# Bootstrap and Jackknife comparison

In this notebook we compare the bootstrap to the jackknife. Bootstrap resampling is superior to jackknifing, but the jackknife is deterministic, which may be helpful, and it can exactly remove biases of order 1/N from an estimator (the bootstrap removes biases of higher orders, too, but it does not remove the lowest order exactly).

In [1]:
from resample.jackknife import variance as j_var, resample as j_resample, bias as j_bias
from resample.bootstrap import resample as b_resample
import numpy as np
from scipy import stats

In [2]:
rng = np.random.default_rng(1)
data = rng.normal(size=20)


# get mean and std deviation
def fn(d):
    return np.mean(d), np.var(d, ddof=0) # we return the biased variance


# compute bias with the bootstrap
def b_bias(fn, sample):
    theta = fn(sample)
    b_rep = [fn(s) for s in b_resample(sample, random_state=rng)]
    return np.mean(b_rep, axis=0) - theta


# compute variance with bootstrap
def b_var(fn, sample):
    b_rep = [fn(s) for s in b_resample(sample, random_state=rng)]
    return np.var(b_rep, axis=0)

# exact bias for biased standard deviation
# - we computed: s = 1/N * sum(x ** 2 - np.mean(x) ** 2)
# - correct is:  N/(N-1) * s
# - bias is: (1 - N/(N-1)) * s = (N - 1 - N) / (N - 1) * s = - 1 / (N - 1) * s


print("theta               ", np.round(fn(data), 3))
print("std.dev. (jackknife)", np.round(j_var(fn, data) ** 0.5, 3))
print("std.dev. (bootstrap)", np.round(b_var(fn, data) ** 0.5, 3))
print("bias (jackknife)    ", np.round(j_bias(fn, data), 3))
print("bias (bootstrap)    ", np.round(b_bias(fn, data), 3))
print("bias (exact)        ", np.round((0, -1 / (len(data) - 1) * fn(data)[1]), 3))
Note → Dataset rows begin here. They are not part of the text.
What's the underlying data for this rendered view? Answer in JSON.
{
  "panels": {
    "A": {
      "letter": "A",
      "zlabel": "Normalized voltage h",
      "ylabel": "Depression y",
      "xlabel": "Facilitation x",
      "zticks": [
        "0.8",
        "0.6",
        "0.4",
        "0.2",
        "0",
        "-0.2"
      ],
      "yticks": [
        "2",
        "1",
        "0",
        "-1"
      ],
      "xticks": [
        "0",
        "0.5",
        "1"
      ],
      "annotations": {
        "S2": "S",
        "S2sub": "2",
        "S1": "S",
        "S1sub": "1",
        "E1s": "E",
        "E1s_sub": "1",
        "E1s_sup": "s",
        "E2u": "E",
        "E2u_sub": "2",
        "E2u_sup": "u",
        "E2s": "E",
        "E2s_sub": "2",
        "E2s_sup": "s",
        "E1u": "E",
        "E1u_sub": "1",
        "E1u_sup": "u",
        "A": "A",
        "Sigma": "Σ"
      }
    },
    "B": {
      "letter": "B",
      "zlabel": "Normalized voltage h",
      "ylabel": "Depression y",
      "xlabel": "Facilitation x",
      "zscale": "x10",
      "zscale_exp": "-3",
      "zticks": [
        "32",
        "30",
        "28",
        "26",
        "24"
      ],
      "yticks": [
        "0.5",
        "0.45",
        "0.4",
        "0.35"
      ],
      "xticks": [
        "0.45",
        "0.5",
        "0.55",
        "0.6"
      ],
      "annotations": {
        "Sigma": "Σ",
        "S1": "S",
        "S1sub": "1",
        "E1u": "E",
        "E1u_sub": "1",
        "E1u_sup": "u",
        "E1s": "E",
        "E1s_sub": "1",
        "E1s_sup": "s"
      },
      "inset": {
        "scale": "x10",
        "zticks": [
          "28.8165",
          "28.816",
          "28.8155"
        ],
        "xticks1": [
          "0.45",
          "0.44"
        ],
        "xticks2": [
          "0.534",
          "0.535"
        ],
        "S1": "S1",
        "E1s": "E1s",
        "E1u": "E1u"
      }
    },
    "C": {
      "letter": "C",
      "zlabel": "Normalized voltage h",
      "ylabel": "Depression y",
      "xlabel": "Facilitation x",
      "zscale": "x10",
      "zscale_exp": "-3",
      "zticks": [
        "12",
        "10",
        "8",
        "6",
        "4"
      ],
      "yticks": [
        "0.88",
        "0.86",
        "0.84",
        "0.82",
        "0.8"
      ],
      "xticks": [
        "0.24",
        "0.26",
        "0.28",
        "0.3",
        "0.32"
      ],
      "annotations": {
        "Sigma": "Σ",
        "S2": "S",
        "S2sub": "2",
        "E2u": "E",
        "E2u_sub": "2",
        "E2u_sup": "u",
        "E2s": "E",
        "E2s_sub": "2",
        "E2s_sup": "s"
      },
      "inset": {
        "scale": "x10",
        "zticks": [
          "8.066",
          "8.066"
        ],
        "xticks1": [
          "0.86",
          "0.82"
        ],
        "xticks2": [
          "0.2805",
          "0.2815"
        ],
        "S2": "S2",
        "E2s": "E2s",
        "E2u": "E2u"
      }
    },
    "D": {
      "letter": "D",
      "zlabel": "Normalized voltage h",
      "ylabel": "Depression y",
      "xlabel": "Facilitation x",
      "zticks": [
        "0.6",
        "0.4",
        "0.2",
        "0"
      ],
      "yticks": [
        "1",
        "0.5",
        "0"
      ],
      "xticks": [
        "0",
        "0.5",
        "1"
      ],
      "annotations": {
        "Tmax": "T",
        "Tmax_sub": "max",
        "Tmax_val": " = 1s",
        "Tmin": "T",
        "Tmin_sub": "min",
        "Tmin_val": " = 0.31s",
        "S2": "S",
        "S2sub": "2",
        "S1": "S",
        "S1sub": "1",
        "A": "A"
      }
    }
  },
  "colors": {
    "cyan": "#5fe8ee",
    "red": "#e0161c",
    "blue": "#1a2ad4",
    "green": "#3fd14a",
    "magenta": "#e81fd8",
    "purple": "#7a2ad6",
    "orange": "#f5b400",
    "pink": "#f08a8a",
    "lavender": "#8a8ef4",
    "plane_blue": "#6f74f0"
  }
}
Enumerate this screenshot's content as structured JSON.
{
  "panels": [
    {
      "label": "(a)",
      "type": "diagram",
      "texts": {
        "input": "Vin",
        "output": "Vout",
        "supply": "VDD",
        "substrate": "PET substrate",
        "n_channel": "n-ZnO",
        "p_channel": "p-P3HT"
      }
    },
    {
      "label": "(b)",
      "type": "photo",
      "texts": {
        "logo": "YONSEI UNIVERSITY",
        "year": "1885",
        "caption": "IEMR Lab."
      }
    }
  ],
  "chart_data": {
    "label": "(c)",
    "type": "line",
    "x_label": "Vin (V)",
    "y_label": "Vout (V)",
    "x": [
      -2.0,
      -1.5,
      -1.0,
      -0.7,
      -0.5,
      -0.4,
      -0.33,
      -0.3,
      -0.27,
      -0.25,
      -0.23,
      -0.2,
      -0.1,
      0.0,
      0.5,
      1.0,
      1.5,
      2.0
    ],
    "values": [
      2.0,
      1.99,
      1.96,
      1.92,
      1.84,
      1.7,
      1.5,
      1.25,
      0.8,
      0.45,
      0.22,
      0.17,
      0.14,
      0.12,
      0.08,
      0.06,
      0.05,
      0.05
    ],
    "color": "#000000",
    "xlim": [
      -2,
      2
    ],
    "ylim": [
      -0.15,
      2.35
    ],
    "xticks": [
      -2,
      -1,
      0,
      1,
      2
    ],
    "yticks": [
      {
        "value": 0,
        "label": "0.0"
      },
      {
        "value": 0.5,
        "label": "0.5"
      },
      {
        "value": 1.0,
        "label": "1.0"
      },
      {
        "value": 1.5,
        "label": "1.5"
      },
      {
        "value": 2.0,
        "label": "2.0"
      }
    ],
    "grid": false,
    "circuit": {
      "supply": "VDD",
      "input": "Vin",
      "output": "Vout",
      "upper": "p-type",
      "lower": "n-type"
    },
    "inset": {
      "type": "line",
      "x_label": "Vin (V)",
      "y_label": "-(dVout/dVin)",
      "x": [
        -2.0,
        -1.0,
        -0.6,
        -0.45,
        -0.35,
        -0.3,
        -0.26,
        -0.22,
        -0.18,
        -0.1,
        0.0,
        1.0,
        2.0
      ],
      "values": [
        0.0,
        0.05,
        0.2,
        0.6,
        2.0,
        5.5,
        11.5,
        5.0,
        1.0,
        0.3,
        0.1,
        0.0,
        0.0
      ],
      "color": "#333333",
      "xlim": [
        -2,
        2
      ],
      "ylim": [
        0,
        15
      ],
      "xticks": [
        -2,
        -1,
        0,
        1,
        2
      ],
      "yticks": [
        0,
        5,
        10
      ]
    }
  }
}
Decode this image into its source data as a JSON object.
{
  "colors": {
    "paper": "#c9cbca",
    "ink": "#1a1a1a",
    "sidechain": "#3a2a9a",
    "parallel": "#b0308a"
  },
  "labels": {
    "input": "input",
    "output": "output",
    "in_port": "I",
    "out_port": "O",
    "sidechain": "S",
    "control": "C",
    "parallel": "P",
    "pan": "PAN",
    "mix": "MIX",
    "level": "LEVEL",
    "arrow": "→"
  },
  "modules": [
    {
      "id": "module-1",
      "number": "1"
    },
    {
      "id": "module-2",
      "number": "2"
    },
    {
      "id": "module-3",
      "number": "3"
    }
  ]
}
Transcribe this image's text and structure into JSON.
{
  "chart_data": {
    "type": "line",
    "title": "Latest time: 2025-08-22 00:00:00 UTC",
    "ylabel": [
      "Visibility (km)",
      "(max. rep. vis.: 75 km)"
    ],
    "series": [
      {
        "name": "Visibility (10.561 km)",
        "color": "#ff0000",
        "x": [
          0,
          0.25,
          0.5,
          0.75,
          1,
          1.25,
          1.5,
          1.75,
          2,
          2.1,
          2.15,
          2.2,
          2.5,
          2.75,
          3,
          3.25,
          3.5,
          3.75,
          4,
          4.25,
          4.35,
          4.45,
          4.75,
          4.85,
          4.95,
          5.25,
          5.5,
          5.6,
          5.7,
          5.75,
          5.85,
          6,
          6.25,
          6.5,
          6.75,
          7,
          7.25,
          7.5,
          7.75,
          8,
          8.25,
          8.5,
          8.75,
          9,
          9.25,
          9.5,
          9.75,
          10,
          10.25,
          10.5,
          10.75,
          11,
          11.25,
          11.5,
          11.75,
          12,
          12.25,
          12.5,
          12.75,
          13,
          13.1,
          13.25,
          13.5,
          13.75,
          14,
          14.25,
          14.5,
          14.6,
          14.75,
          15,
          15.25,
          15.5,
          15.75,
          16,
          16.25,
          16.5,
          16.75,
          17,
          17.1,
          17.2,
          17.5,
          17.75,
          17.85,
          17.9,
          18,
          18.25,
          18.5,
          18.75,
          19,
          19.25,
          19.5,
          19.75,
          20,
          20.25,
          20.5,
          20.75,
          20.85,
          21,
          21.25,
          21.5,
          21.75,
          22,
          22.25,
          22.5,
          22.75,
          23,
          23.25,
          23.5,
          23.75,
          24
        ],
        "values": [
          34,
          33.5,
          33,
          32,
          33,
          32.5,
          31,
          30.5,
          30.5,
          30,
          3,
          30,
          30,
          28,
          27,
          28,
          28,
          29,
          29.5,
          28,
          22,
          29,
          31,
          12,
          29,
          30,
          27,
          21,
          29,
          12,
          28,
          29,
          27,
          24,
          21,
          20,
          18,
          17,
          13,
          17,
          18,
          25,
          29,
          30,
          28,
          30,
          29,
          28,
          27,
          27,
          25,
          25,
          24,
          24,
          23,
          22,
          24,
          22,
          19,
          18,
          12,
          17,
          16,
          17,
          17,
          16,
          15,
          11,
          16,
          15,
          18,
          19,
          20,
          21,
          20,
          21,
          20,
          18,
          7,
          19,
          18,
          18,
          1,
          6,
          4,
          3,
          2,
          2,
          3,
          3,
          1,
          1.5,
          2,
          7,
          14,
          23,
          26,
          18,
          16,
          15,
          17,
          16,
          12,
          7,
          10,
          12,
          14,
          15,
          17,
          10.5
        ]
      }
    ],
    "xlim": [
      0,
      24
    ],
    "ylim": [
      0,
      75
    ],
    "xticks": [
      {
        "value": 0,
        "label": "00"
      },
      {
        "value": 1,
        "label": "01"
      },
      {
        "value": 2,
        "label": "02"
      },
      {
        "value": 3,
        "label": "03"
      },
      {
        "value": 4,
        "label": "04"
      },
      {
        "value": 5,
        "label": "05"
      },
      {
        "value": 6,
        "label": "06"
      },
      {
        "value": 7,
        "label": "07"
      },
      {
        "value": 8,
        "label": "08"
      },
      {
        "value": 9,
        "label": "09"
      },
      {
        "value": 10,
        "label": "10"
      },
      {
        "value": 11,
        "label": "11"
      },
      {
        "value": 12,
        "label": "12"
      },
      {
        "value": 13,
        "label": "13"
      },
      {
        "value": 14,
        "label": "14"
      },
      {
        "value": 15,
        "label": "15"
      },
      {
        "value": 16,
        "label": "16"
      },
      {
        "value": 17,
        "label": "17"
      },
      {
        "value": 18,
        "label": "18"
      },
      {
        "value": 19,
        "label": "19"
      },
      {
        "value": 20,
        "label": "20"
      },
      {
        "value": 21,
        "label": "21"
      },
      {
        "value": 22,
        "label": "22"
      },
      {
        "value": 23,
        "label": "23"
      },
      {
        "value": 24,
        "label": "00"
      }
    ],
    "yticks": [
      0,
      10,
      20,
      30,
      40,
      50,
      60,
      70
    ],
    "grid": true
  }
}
theta                [0.037 0.333]
std.dev. (jackknife) [0.132 0.098]
std.dev. (bootstrap) [0.126 0.089]
bias (jackknife)     [-0.    -0.018]
bias (bootstrap)     [ 0.    -0.016]
bias (exact)         [ 0.    -0.018]


The standard deviations for the estimates computed by bootstrap and jackknife differ by about 10 %. This difference shrinks for larger data sets.

Both resampling methods find no bias for the mean, and a small bias for the (not bias-corrected) variance. The jackknife is getting closer, since the bias for sufficiently large N is dominated by the O(1/N) order that the jackknife removes exactly.